Mi vida debe, pues, ser una protesta, ante todo, contra ellas.
Si digo que NO a todas esas fuerzas seculares, también digo

a todo lo que es bueno en el mundo y en el hombre. Digo SÍ a todo lo que es hermoso en la naturaleza, y para que éste sea el sí de una libertad y no de sometimiento, debo negarme a poseer cosa alguna en el mundo puramente como mía propia.
Digo SÏ a todos los hombres y mujeres que son mis hermanos y hermanas en el mundo, pero para que este sí sea un asentimiento de liberación y no de subyugación, debo vivir de modo tal que ninguno de ellos me pertenezca ni yo pertenezca a alguno de ellos.
Porque quiero ser más que un mero amigo de todos ellos me convierto, para todos, en un extraño.

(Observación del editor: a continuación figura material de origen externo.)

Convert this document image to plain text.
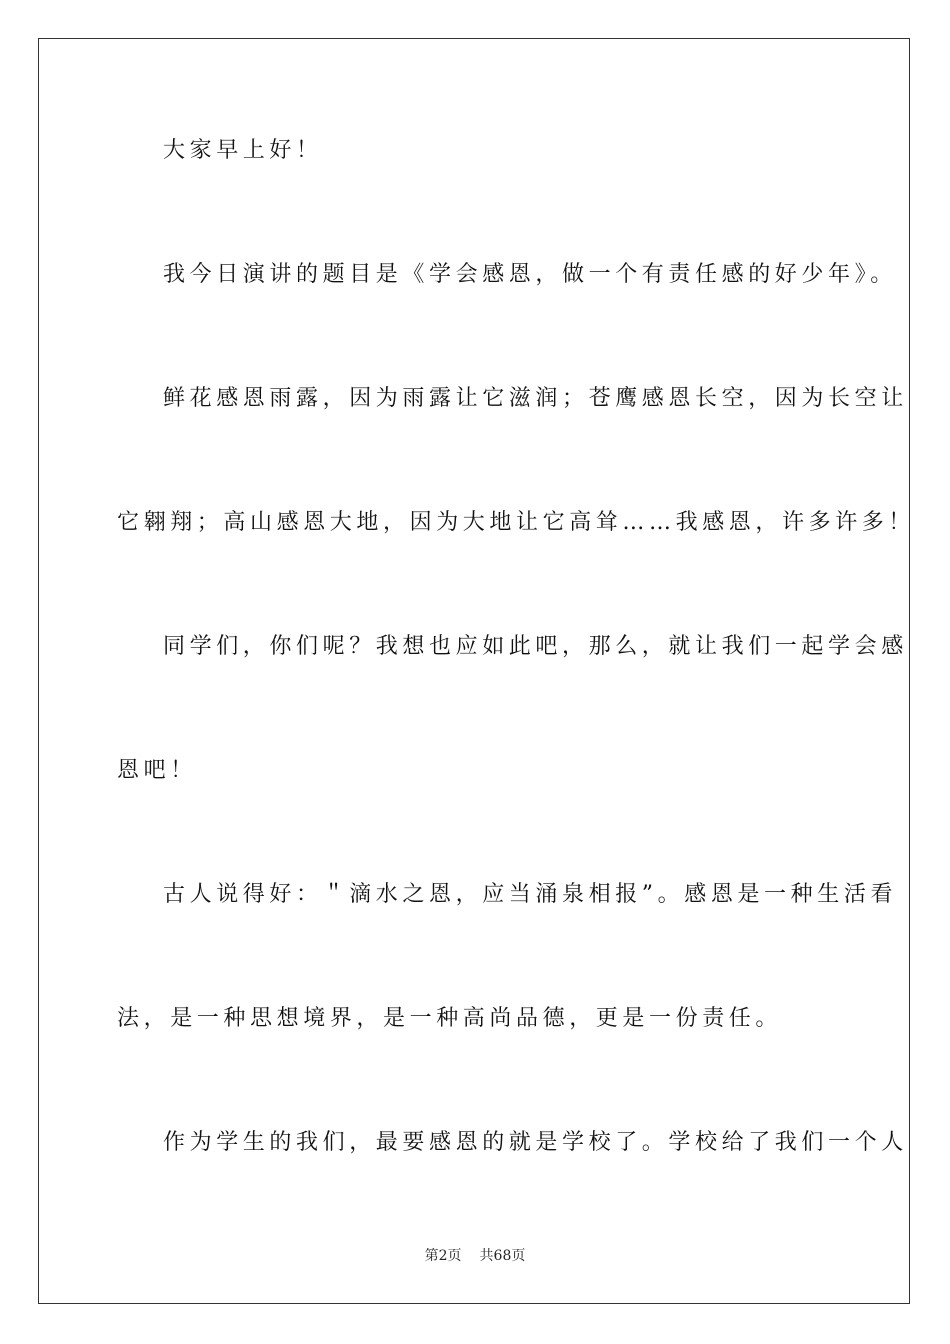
大家早上好！

我今日演讲的题目是《学会感恩，做一个有责任感的好少年》。

鲜花感恩雨露，因为雨露让它滋润；苍鹰感恩长空，因为长空让

它翱翔；高山感恩大地，因为大地让它高耸……我感恩，许多许多！

同学们，你们呢？我想也应如此吧，那么，就让我们一起学会感

恩吧！

古人说得好：＂滴水之恩，应当涌泉相报”。感恩是一种生活看

法，是一种思想境界，是一种高尚品德，更是一份责任。

作为学生的我们，最要感恩的就是学校了。学校给了我们一个人

第2页 共68页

Regresemos a la estancia cubana. Thomas Merton deja Santiago de Cuba con verdaderos tonos de exaltación, tranquila eso si, de gozosa sorpresa y entra en La Habana, una ciudad de puertas abiertas, al menos para él. Ya no sólo le parece que el cafetín, la vía pública y la casa se desbordan, se confunden, se mixturan, sino que también las iglesias entran en ese trasvase. Dice: “las puertas – de las iglesias claro está- permanecen abiertas mientras se celebra la misa y, por desgracia, los asistentes perciben también todo el ruido y la actividad que se está desarrollando fuera, en la calle: el sonido de las campanadillas de los trolebús, las bocinas de los autobuses y los gritos agudos de los chicos de los periódicos y de los vendedores de billetes de lotería”.

Ciertamente la nuestra es una ciudad con demasiado ruido por todas partes, pero veremos que es lo que le depara entre la bullanga y la confusión. Una broma, uno de esos chistes en los que el sentido del humor de lo divino se expresa. Ciertamente no hay carcajada, pero si fina ironía, delicadeza en la sorna.

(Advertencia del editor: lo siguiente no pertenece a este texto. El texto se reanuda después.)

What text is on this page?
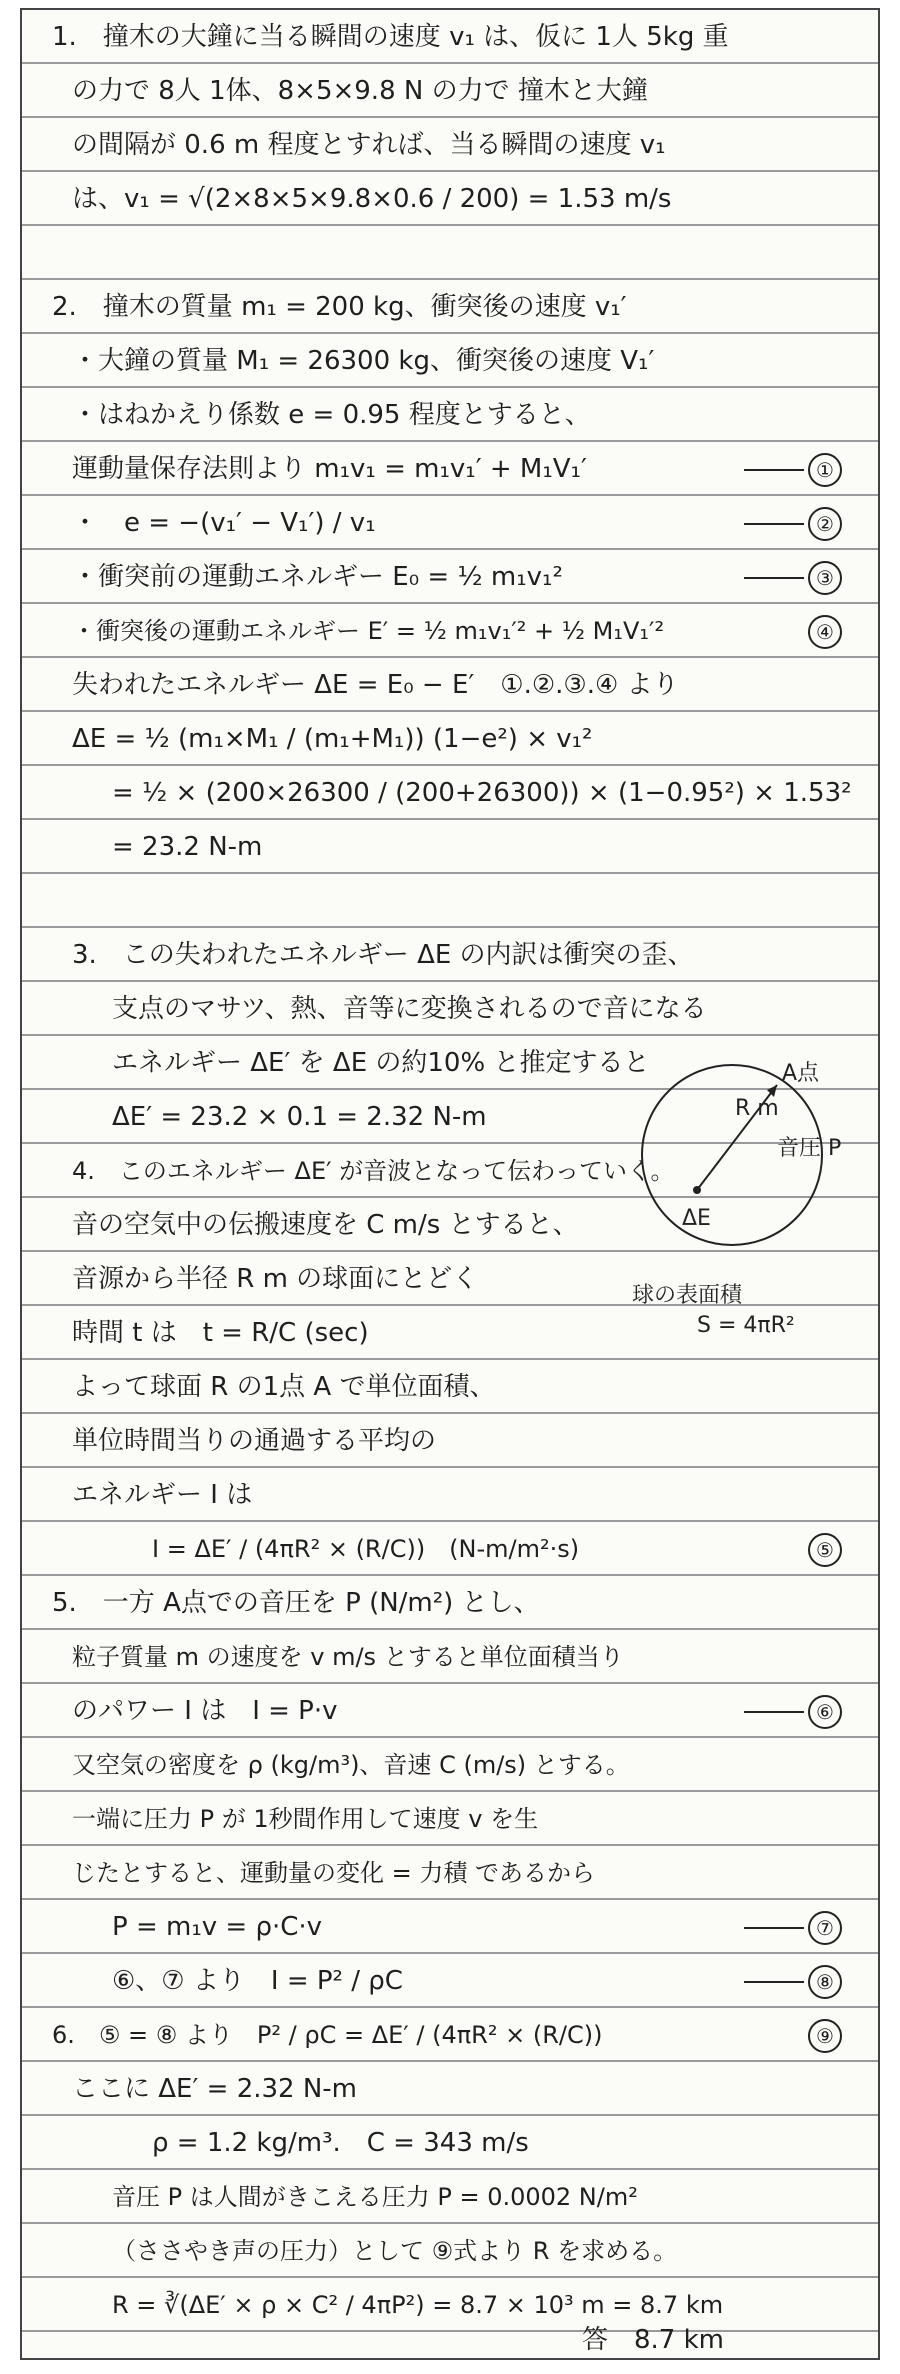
1.　撞木の大鐘に当る瞬間の速度 v₁ は、仮に 1人 5kg 重
の力で 8人 1体、8×5×9.8 N の力で 撞木と大鐘
の間隔が 0.6 m 程度とすれば、当る瞬間の速度 v₁
は、v₁ = √(2×8×5×9.8×0.6 / 200) = 1.53 m/s
2.　撞木の質量 m₁ = 200 kg、衝突後の速度 v₁′
・大鐘の質量 M₁ = 26300 kg、衝突後の速度 V₁′
・はねかえり係数 e = 0.95 程度とすると、
運動量保存法則より m₁v₁ = m₁v₁′ + M₁V₁′	①
・　e = −(v₁′ − V₁′) / v₁	②
・衝突前の運動エネルギー E₀ = ½ m₁v₁²	③
・衝突後の運動エネルギー E′ = ½ m₁v₁′² + ½ M₁V₁′²	④
失われたエネルギー ΔE = E₀ − E′　①.②.③.④ より
ΔE = ½ (m₁×M₁ / (m₁+M₁)) (1−e²) × v₁²
= ½ × (200×26300 / (200+26300)) × (1−0.95²) × 1.53²
= 23.2 N-m
3.　この失われたエネルギー ΔE の内訳は衝突の歪、
支点のマサツ、熱、音等に変換されるので音になる
エネルギー ΔE′ を ΔE の約10% と推定すると
ΔE′ = 23.2 × 0.1 = 2.32 N-m
4.　このエネルギー ΔE′ が音波となって伝わっていく。
音の空気中の伝搬速度を C m/s とすると、
音源から半径 R m の球面にとどく
時間 t は　t = R/C (sec)
よって球面 R の1点 A で単位面積、
単位時間当りの通過する平均の
エネルギー I は
I = ΔE′ / (4πR² × (R/C))　(N-m/m²·s)	⑤
5.　一方 A点での音圧を P (N/m²) とし、
粒子質量 m の速度を v m/s とすると単位面積当り
のパワー I は　I = P·v	⑥
又空気の密度を ρ (kg/m³)、音速 C (m/s) とする。
一端に圧力 P が 1秒間作用して速度 v を生
じたとすると、運動量の変化 = 力積 であるから
P = m₁v = ρ·C·v	⑦
⑥、⑦ より　I = P² / ρC	⑧
6.　⑤ = ⑧ より　P² / ρC = ΔE′ / (4πR² × (R/C))	⑨
ここに ΔE′ = 2.32 N-m
ρ = 1.2 kg/m³.　C = 343 m/s
音圧 P は人間がきこえる圧力 P = 0.0002 N/m²
（ささやき声の圧力）として ⑨式より R を求める。
R = ∛(ΔE′ × ρ × C² / 4πP²) = 8.7 × 10³ m = 8.7 km
答　8.7 km
R m
A点
音圧 P
ΔE
球の表面積
S = 4πR²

Thomas Merton se va a misa a la Iglesia de San Francisco, que según Cintio Vitier, no es la que conocemos hoy, sino otra que ya no existe. Es domingo y “un vendedor de lotería se paseaba arriba y abajo fuera del templo anunciando su número con la voz más fuerte y aguda que escuché en toda Cuba, y Cuba es un país en que se habla en voz alta. Era un número que sonaba muy bien:
Cuatro mil cuatrocientos CUA-TRO;
Cuatro mil cuatrocientos CUA-TRO.

Lo repetía una y otra vez, añadiendo de vez en cuando un chillido casi ininteligible que tal vez tenía algo que ver con san Francisco: probablemente que a san Francisco también le gustaba este número.

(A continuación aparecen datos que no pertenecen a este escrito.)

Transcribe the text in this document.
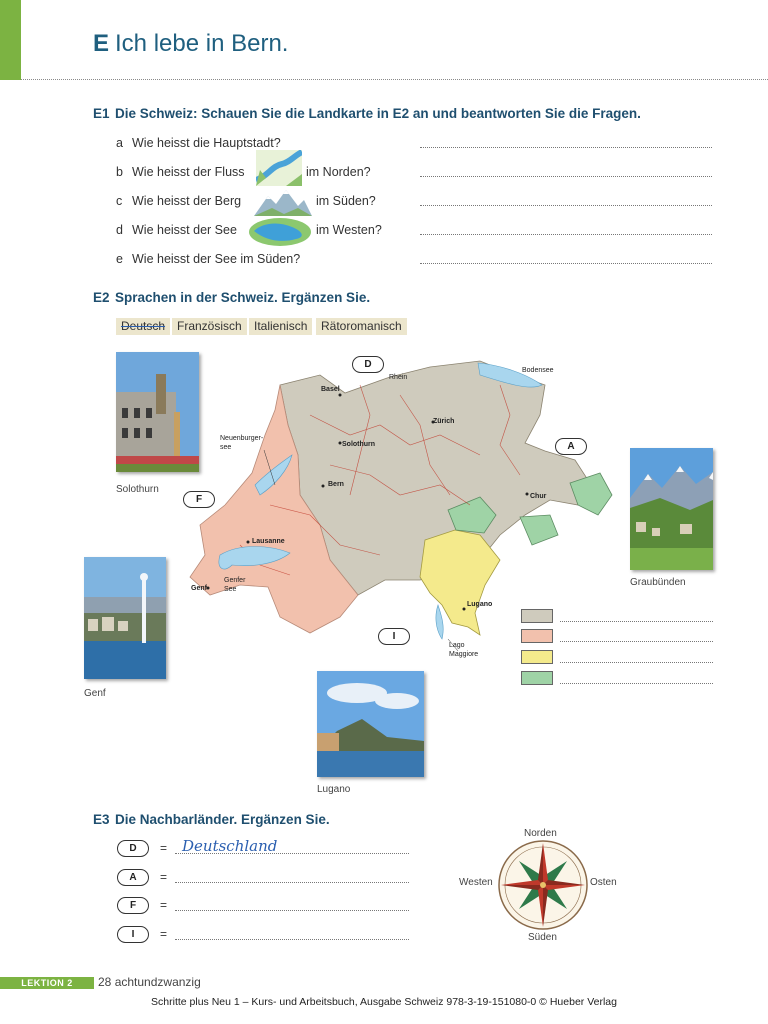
E Ich lebe in Bern.
E1 Die Schweiz: Schauen Sie die Landkarte in E2 an und beantworten Sie die Fragen.
a Wie heisst die Hauptstadt?
b Wie heisst der Fluss	im Norden?
c Wie heisst der Berg	im Süden?
d Wie heisst der See	im Westen?
e Wie heisst der See im Süden?
E2 Sprachen in der Schweiz. Ergänzen Sie.
Deutsch Französisch	Italienisch	Rätoromanisch
Basel
Rhein
Bodensee
Zürich
Solothurn
Neuenburger-
see
Bern
Chur
Lausanne
Genf
Genfer
See
Lugano
Lago
Maggiore
D
A
F
I
Solothurn
Genf
Lugano
Graubünden
E3 Die Nachbarländer. Ergänzen Sie.
D	= Deutschland
A	=
F	=
I	=
Norden
Süden
Westen	Osten
LEKTION 2	28 achtundzwanzig
Schritte plus Neu 1 – Kurs- und Arbeitsbuch, Ausgabe Schweiz 978-3-19-151080-0 © Hueber Verlag
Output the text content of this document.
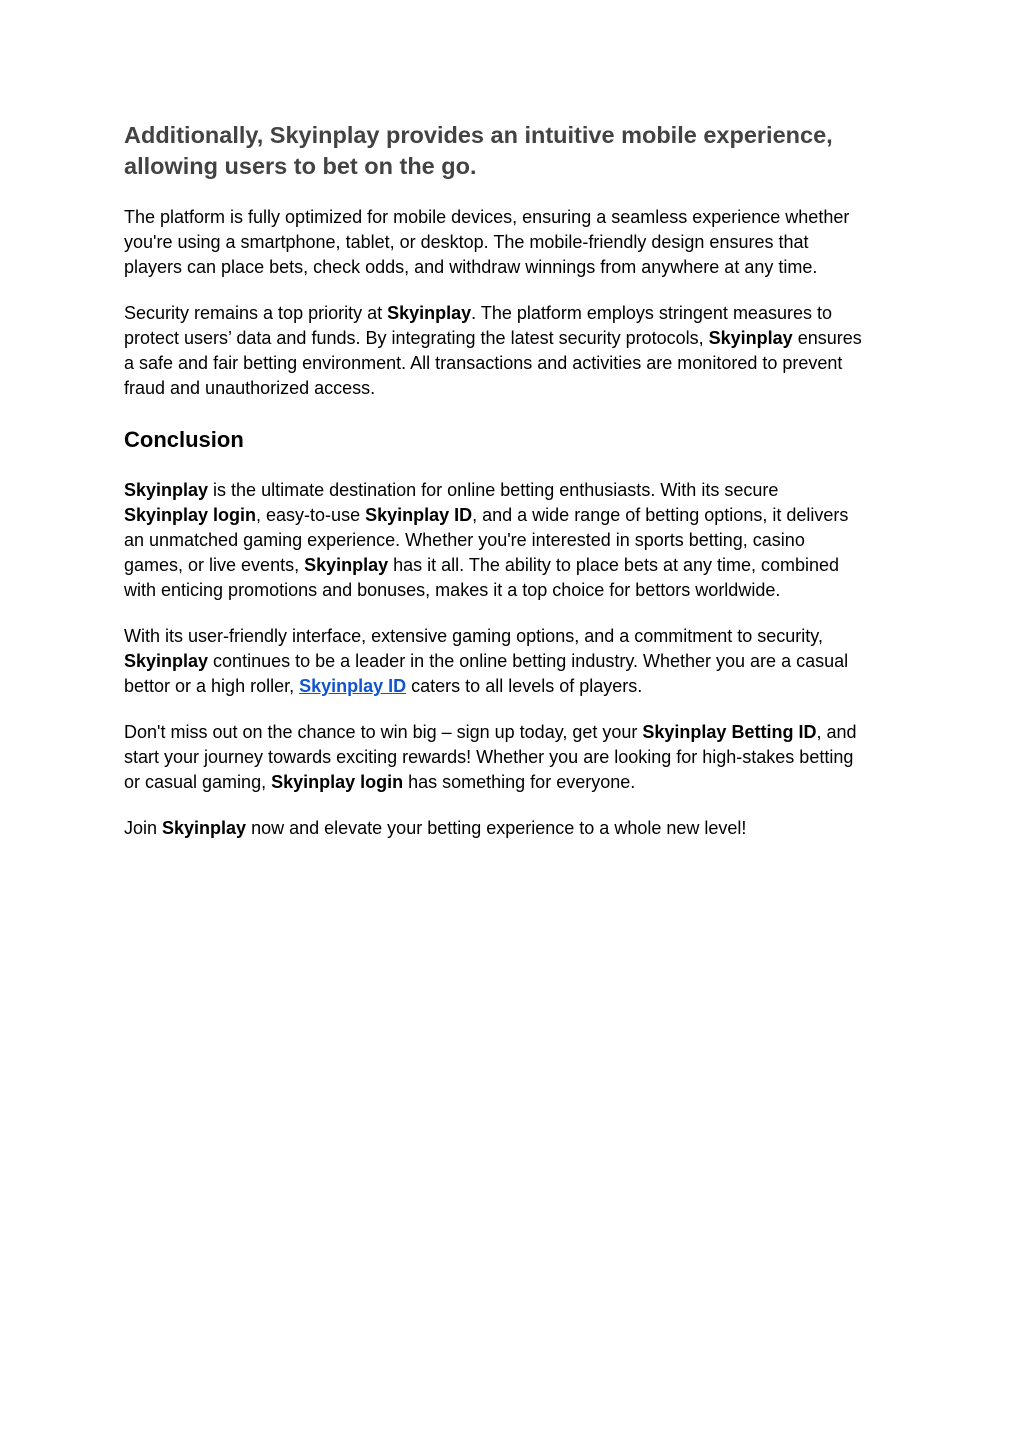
Additionally, Skyinplay provides an intuitive mobile experience,
allowing users to bet on the go.

The platform is fully optimized for mobile devices, ensuring a seamless experience whether
you're using a smartphone, tablet, or desktop. The mobile-friendly design ensures that
players can place bets, check odds, and withdraw winnings from anywhere at any time.

Security remains a top priority at Skyinplay. The platform employs stringent measures to
protect users’ data and funds. By integrating the latest security protocols, Skyinplay ensures
a safe and fair betting environment. All transactions and activities are monitored to prevent
fraud and unauthorized access.

Conclusion

Skyinplay is the ultimate destination for online betting enthusiasts. With its secure
Skyinplay login, easy-to-use Skyinplay ID, and a wide range of betting options, it delivers
an unmatched gaming experience. Whether you're interested in sports betting, casino
games, or live events, Skyinplay has it all. The ability to place bets at any time, combined
with enticing promotions and bonuses, makes it a top choice for bettors worldwide.

With its user-friendly interface, extensive gaming options, and a commitment to security,
Skyinplay continues to be a leader in the online betting industry. Whether you are a casual
bettor or a high roller, Skyinplay ID caters to all levels of players.

Don't miss out on the chance to win big – sign up today, get your Skyinplay Betting ID, and
start your journey towards exciting rewards! Whether you are looking for high-stakes betting
or casual gaming, Skyinplay login has something for everyone.

Join Skyinplay now and elevate your betting experience to a whole new level!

Primero bromea Merton, quizás contagiado por el choteo cubano, sólo que la “broma colosal” está por llegar. Examinemos el número o los números. En Cuba el billete de lotería, la bolita, la charada, siempre ha sido visto en sentido cabalístico, la gente busca esos números en el sueño, el accidente, la insinuación, donde quiera que pueda ver o crea ver una señal; los vendedores de billetes siempre fueron vistos como agentes del misterio, de la sombra, dotados de una rara conexión con el “más allá”. Y por ahí comienza la broma, el poeta cree que la hace en alusión al santo y su posible disfrute del número, pero la broma no está fuera sino está en el número o la combinación. La broma se la hacen a Tom, aunque piense lo contrario.

No pretendo desviarme demasiado, pero si damos una revisión al cuatro como símbolo comprenderemos que broma y de que juego se habla hoy y en las pasadas semanas. Cuatro es el número de la totalidad, pariente del cuadrado y de la cruz, que es el cruce de un meridiano y un paralelo que divide la tierra en cuatro sectores, cuatro es plenitud y universalidad, cuatro letras tiene el nombre de Dios (YHVH), cuatro los evangelistas, cuatro letras tiene el nombre del primer hombre (ADÁN), cuatro simboliza la tierra…etc. No los abrumo: en un buen Diccionario de Símbolos, como el de Chevalier, que está en la Biblioteca Nacional, podrán encontrar su amplia significación.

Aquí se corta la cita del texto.